Noise and QEC
PRISM-Q models noise and quantum error correction without falling back to a dense statevector per shot. The machinery is the compiled samplers and the native QEC program IR; this guide shows how they fit together.
Noisy shot sampling
Attach a NoiseModel and sample:
#![allow(unused)] fn main() { use prism_q::{simulate, BackendKind, NoiseModel}; let noise = NoiseModel::uniform_depolarizing(&circuit, 0.001); let result = simulate(&circuit) .backend(BackendKind::Statevector) .noise(noise) .seed(42) .shots(1024) .unwrap(); }
NoiseModel carries per-instruction depolarizing channels (NoiseOp { qubit, px, py, pz })
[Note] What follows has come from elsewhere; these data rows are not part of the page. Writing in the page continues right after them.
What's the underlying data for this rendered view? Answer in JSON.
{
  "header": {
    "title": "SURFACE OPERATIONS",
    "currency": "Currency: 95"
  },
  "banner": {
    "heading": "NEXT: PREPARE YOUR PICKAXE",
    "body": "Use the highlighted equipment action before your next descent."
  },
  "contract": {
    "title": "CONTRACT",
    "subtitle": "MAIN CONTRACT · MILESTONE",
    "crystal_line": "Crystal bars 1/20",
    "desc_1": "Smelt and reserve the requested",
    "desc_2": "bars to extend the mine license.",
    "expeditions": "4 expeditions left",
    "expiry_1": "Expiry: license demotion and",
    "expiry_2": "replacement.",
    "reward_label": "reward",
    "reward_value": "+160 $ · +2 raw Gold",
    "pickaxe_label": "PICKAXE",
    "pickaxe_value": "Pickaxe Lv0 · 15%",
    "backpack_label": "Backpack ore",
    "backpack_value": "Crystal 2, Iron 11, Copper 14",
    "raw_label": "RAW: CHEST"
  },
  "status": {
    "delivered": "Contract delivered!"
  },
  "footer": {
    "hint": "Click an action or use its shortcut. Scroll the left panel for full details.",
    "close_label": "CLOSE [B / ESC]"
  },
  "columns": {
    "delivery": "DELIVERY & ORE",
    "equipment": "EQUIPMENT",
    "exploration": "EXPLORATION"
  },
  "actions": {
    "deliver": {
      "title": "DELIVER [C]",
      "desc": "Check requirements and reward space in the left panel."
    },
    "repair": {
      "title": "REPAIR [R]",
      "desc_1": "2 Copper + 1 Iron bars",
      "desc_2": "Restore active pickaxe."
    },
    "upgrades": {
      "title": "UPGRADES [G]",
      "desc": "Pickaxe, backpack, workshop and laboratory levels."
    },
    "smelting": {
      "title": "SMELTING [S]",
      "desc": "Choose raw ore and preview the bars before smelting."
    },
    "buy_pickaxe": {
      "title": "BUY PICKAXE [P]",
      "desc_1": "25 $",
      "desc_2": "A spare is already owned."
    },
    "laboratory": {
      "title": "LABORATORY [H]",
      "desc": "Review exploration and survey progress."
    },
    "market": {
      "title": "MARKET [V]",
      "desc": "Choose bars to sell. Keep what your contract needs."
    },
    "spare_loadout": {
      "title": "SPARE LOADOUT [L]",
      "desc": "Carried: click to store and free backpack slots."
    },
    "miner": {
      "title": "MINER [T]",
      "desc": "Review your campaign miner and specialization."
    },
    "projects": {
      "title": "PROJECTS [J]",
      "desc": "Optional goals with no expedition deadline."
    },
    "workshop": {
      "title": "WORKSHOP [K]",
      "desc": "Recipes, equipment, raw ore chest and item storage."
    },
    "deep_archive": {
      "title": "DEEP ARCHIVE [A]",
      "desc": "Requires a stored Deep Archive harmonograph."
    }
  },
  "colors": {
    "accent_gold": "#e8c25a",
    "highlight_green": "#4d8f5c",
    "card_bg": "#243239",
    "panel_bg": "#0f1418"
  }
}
and supports readout error and amplitude damping. For Clifford circuits, the noisy
compiled sampler propagates noise sensitivity rows and XORs fired channels into each
sample, avoiding per-shot state evolution entirely.
Detector sampling
For repeated syndrome extraction, compile_detector_sampler compiles a Clifford circuit
with measurement and reset reuse into a packed sampler, then derives detector and
observable records as parity rows over the measurement record. Reset reuse becomes fresh
qubit aliases, so there is no per-shot tableau replay.
Native QEC programs
When you need detectors, logical observables, postselection, and Pauli-noise annotations
as first-class constructs, use the native QEC program IR rather than a Circuit:
#![allow(unused)] fn main() { use prism_q::{parse_qec_program, run_qec_program}; let program = parse_qec_program(qec_text).unwrap(); let result = run_qec_program(&program).unwrap(); }
run_qec_program lowers Clifford-compatible programs into the packed compiled sampler.
run_qec_program_reference is the per-shot statevector oracle for validating small
programs.
Clifford gates, basis resets and measurements, MPP Pauli-product measurements,
detectors, observables, postselection, and X_ERROR / Z_ERROR / DEPOLARIZE1 /
DEPOLARIZE2 noise. Non-Clifford gates and EXP_VAL are rejected until their production
strategies land. See the QEC IR reference for the full
grammar and the V1 reset requirement.
Homological sampling
run_shots_homological and ErrorChainComplex model the GF(2) chain complex over noise
locations, identifying undetectable error cycles. noisy_marginals_analytical computes
marginals in closed form from the parity matrix and noise rates, with no Monte Carlo.